Fig. 6: Schizophrenia polygenic risk predicts brain function and tracks PVALB expression.

a Genes were rank-ordered by cortical spatial correlation to SST and PVALB, then divided into 500-gene bins. MAGMA competitive gene set analysis revealed enrichment of polygenic risk for schizophrenia in the top PVALB (p = 0.022), but not the top SST (p = 0.51) set.
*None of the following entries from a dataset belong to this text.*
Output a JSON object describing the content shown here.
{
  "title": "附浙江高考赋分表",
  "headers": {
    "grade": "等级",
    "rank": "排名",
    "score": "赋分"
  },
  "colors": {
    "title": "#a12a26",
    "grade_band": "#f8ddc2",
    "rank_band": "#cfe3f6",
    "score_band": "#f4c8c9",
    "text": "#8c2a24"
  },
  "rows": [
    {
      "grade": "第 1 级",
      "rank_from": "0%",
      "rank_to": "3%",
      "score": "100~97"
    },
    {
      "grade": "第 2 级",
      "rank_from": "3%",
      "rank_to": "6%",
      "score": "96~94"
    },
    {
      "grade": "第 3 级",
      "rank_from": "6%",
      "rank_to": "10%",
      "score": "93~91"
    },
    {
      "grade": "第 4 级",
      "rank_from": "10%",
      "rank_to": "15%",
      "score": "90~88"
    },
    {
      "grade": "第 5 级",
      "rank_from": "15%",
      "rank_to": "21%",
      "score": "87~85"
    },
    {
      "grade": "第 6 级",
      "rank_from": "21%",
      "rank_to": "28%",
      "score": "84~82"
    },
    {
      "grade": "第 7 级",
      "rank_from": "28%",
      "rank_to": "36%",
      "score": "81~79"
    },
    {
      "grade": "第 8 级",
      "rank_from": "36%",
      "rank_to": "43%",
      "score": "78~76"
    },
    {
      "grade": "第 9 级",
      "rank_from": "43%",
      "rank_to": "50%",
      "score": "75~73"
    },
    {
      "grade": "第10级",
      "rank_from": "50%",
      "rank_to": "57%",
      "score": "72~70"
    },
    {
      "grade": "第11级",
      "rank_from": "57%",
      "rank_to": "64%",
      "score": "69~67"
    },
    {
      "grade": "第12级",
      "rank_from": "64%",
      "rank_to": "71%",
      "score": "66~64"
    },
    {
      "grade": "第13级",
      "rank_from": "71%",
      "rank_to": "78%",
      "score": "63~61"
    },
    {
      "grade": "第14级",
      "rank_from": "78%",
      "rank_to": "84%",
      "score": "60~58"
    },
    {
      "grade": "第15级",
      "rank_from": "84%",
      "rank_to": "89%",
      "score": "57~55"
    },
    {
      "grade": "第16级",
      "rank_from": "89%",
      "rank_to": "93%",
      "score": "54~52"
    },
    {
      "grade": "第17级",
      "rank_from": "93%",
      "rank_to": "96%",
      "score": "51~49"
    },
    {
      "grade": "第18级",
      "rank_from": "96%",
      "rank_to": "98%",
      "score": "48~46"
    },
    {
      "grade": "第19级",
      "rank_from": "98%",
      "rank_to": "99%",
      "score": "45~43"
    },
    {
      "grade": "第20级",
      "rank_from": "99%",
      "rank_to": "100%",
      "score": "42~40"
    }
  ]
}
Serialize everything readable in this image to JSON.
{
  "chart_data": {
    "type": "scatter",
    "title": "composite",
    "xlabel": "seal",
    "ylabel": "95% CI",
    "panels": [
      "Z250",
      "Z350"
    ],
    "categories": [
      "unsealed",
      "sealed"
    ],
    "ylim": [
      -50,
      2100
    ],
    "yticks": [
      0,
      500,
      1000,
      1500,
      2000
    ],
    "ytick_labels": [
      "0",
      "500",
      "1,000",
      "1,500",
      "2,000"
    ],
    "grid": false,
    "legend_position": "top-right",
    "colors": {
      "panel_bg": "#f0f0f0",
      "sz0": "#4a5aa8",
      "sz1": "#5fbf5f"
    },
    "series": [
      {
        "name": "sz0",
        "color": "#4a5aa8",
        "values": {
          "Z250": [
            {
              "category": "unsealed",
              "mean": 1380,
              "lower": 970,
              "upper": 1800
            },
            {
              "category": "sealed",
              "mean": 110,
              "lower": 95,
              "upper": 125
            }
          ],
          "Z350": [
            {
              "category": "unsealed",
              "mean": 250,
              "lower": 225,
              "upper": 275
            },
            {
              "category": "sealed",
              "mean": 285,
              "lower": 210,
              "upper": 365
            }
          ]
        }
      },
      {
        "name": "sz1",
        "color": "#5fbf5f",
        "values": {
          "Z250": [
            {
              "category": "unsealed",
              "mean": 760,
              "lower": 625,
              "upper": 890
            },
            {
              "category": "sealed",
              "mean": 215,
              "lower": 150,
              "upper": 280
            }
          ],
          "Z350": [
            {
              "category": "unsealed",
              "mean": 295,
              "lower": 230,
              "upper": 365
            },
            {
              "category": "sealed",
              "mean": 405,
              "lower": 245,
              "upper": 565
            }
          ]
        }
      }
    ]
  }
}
Enrichment decreased across ordered bins for PVALB (Spearman’s r_s = −0.48, p = 0.03) but not for SST (Spearman’s r_s = −0.001, p = 0.51). b Schizophrenia polygenic risk negatively predicts RSFA within the visual (q_1.0 = 0.04) cluster, as well as somato/motor (q_1.0 = 0.08) and prefrontal (q_1.0 = 0.10) clusters at trend-levels (corrected for multiple-comparisons). c Parcel-wise prediction of RSFA by the schizophrenia PRS negatively correlated with cortical expression of PVALB (Pearson’s r = −0.33, p = 3.1e−10), which was also significant relative to all genes (PVALB = 145/17,448, AUC = 0.008). d Across all deconvolved cell type distributions, PVALB was the most negatively correlated to cortical SCZ-RSFA effects (frontal cortex: Pearson’s r(337) = −0.36, p = 9.5e−12; visual cortex: Pearson’s r(337) = −0.26, p = 9.0e−7). SCZ = schizophrenia; PRS = polygenic risk score; RSFA = resting state functional amplitude. *q ≤ 0.05. Error bars = standard error.